The fast-paced adventures of Indiana Jones and Star Wars had completely dominated Hollywood by 1985, and their influence on Miller is undeniable. At times, Mad Max Beyond Thunderdome plays like an escapist Saturday matinee serial, its edge and sense of remorseless fear removed for younger audiences. While Miller explores his individual tonal shifts in his three disparate acts, he uses a visual sense and grandiosity that had become the mainstream—a blockbuster method popularized by Spielberg and George Lucas. However much the element of commercialism in Mad Max Beyond Thunderdome does this post-apocalyptic wasteland a disservice, it’s not to any degree that might prevent us from enjoying Miller’s practical stuntwork and technical pleasures.
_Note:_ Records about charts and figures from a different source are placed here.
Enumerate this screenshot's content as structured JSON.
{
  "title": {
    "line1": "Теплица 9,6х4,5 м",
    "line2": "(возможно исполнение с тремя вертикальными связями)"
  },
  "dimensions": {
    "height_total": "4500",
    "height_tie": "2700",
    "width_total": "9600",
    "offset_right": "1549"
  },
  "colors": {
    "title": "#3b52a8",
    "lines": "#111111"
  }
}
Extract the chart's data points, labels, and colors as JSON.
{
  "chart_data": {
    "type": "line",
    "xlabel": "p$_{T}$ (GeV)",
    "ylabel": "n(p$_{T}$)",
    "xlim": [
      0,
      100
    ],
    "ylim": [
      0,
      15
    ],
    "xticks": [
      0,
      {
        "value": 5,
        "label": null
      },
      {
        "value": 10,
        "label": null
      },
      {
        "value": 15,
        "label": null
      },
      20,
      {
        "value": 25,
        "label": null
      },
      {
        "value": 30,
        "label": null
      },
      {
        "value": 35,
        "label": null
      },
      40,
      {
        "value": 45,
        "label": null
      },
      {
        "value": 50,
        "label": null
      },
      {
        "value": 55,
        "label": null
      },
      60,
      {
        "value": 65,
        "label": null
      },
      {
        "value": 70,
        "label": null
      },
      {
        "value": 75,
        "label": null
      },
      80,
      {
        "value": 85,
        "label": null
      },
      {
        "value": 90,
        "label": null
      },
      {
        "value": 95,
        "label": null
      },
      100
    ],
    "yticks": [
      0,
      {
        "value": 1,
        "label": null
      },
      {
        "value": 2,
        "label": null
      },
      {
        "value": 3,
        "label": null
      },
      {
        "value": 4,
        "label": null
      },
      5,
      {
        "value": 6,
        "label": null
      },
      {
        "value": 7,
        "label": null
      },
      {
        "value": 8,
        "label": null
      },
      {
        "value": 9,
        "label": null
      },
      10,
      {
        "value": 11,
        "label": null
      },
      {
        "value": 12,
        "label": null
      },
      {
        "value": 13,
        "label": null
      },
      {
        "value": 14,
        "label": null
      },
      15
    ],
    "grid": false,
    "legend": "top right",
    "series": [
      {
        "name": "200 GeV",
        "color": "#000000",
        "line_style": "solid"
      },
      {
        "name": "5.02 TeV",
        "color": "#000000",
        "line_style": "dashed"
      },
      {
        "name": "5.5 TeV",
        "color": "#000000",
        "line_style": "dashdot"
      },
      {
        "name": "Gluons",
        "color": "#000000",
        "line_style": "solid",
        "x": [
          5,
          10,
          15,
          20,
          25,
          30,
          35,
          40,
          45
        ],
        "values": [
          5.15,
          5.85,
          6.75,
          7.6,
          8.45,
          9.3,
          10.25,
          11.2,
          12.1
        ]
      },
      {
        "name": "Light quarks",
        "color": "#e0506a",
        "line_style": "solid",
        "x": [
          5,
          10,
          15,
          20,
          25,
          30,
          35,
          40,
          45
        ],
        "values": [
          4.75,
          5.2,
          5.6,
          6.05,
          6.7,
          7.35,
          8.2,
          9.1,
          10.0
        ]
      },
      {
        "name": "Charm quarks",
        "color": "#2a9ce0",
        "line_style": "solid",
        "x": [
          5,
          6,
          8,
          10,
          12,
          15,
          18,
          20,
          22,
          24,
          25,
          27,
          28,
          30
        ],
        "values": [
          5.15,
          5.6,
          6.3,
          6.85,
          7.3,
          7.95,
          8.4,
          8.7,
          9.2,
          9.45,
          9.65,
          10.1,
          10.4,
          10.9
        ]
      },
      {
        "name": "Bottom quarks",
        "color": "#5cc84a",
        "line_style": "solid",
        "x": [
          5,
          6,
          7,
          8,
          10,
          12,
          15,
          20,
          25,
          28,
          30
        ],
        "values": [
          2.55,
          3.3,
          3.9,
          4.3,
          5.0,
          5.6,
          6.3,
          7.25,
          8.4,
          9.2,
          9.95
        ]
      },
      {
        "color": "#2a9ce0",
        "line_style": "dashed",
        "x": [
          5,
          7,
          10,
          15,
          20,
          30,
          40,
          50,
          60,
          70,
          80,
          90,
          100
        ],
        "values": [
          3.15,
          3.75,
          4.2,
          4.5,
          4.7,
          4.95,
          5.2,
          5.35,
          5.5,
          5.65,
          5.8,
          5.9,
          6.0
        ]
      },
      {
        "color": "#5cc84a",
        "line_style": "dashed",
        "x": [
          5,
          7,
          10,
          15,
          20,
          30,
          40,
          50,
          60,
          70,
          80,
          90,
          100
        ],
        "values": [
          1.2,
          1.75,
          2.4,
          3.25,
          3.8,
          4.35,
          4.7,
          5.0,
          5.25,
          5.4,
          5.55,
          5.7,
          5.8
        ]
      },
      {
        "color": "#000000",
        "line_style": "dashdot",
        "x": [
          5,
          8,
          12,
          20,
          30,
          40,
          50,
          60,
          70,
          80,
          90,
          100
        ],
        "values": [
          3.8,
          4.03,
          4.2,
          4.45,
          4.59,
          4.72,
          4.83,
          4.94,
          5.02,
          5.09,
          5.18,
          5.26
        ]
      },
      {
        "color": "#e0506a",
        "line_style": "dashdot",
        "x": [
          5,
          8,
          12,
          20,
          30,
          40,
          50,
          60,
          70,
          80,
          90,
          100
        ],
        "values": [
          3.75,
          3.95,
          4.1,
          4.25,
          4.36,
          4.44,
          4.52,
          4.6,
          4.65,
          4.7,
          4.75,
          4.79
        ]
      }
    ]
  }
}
Norma Moriceau’s costumes are as wild as ever, production designer Graham ‘Grace’ Walker erects some impressive sets, and every action sequence feels tangible and real. Mad Max Beyond Thunderdome doesn’t have the unrelenting quality or singularity of its predecessors, nor is it cohesive as a whole, but what it offers is well assembled and almost always diverting.